About the book: On a rise overlooking the Wiltshire countryside stands the village of Ivy Hill. Its coaching inn, The Bell, is its lifeblood–along with the coach lines that stop there daily, bringing news, mail, travelers, and much-needed trade.
Jane Bell lives on the edge of the inn property. She had been a genteel lady until she married the charming innkeeper who promised she would never have to work in his family’s inn. But when he dies under mysterious circumstances, Jane finds herself The Bell’s owner, and worse, she has three months to pay a large loan or lose the place.
Feeling reluctant and ill-equipped, Jane is tempted to abandon her husband’s legacy and return to her former life of ease. However, she soon realizes there is more at stake than her comfort. But who can she trust to help her? Her resentful mother-in-law? Her husband’s brother, who wanted the inn for himself? Or the handsome newcomer with secret plans of his own . . . ?

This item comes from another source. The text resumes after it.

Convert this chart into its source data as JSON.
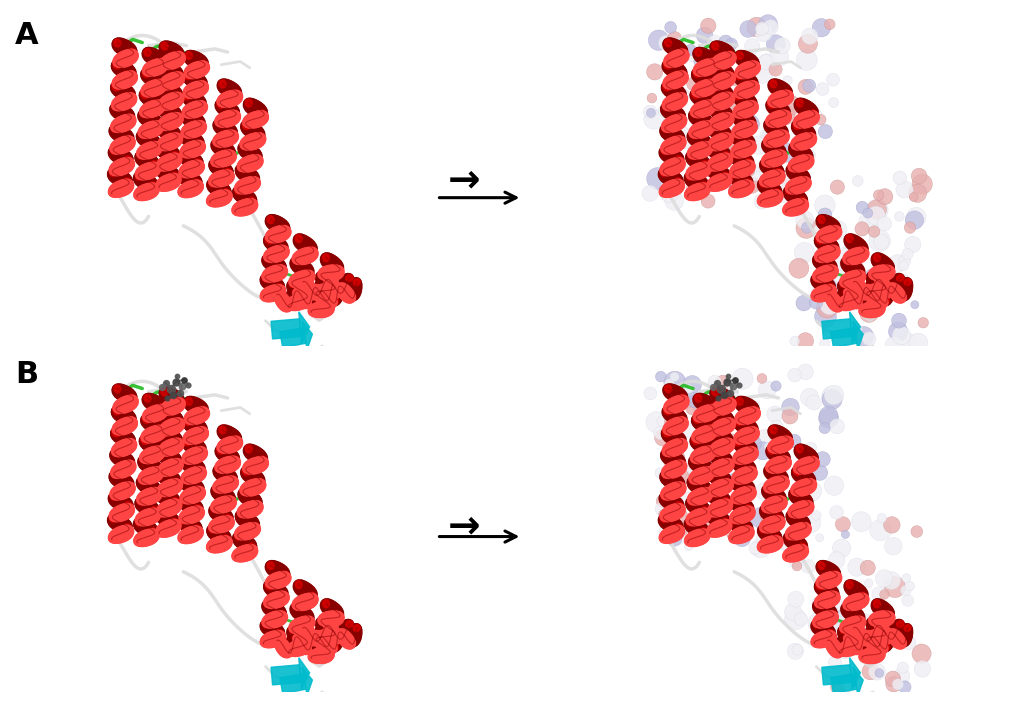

With pressure mounting from the bank, Jane struggles to win over naysayers and turn the place around. Can Jane bring new life to the inn, and to her heart as well?
Paperback, 448 pages Published December 6, 2016, by Bethany House Publishers
My review: A widow has inherited the coaching inn owned by her husband and his family. She tries to make a go of it even though she has no idea how to run an inn. Jane was a gentle-born woman and was only taught to do the proper things a lady does, not how to run a business. With the help of her brother-in-law, Patrick, and the sometimes not so wanted help of her mother-in-law, Jane tries to save the family business.
This was my first read by Julie Klassen and I found the description of the book intriguing. Add to that a lovely cover and I couldn’t wait to read this story. However, I found the story started out a bit slow and never really picked up the pace like I wanted it to. At times I wasn’t as interested in the story as I should have been. At other times the story was interesting and I found myself quickly working my way through the book. I enjoyed reading about the daily running of the inn.
While the characters are well-developed and complex, I just didn’t feel a strong connection to them. I really wish I would have had stronger feelings about Jane but I found her lackluster at times. I didn’t like Patrick and thought him to be a bit on the shady side. Thora was supposed to be the meddling mother-in-law but I found myself drawn to her the most. She seemed the most rooted of the characters and there is more to her than meets the eye.
There are plenty of twists and turns and enough mysterious happenings to keep the reader interested which is a good thing because at over 400 pages the book is rather lengthy. I was a little disappointed in the ending as I felt like there were too many loose ends. I realize this is only the first book of the series but I would have liked to see more resolution in the storylines.
All in all, this isn’t a horrible book but it just wasn’t one that I found to be extremely entertaining. I still haven’t decided if I will make the effort to read the next book in the series. Maybe after some time away from the characters I will want to visit again. Only time will tell.
I received a complimentary copy of this book and was not required to write a positive review. All opinions in this review are mine.
About the author: Julie Klassen loves all things Jane—Jane Eyre and Jane Austen. A graduate of the University of Illinois, Julie worked in publishing for sixteen years and now writes full time. Three of her books, The Silent Governess, The Girl in the Gatehouse, and The Maid of Fairbourne Hall, have won the Christy Award for Historical Romance. She has also won the Midwest Book Award, the Minnesota Book Award, and Christian Retailing’s BEST Award, and been a finalist in the Romance Writers of America’s RITA Awards and ACFW’s Carol Awards. She blogs at http://www.inspiredbylifeandfiction.com.
Julie and her husband have two sons and live in a suburb of St. Paul, Minnesota.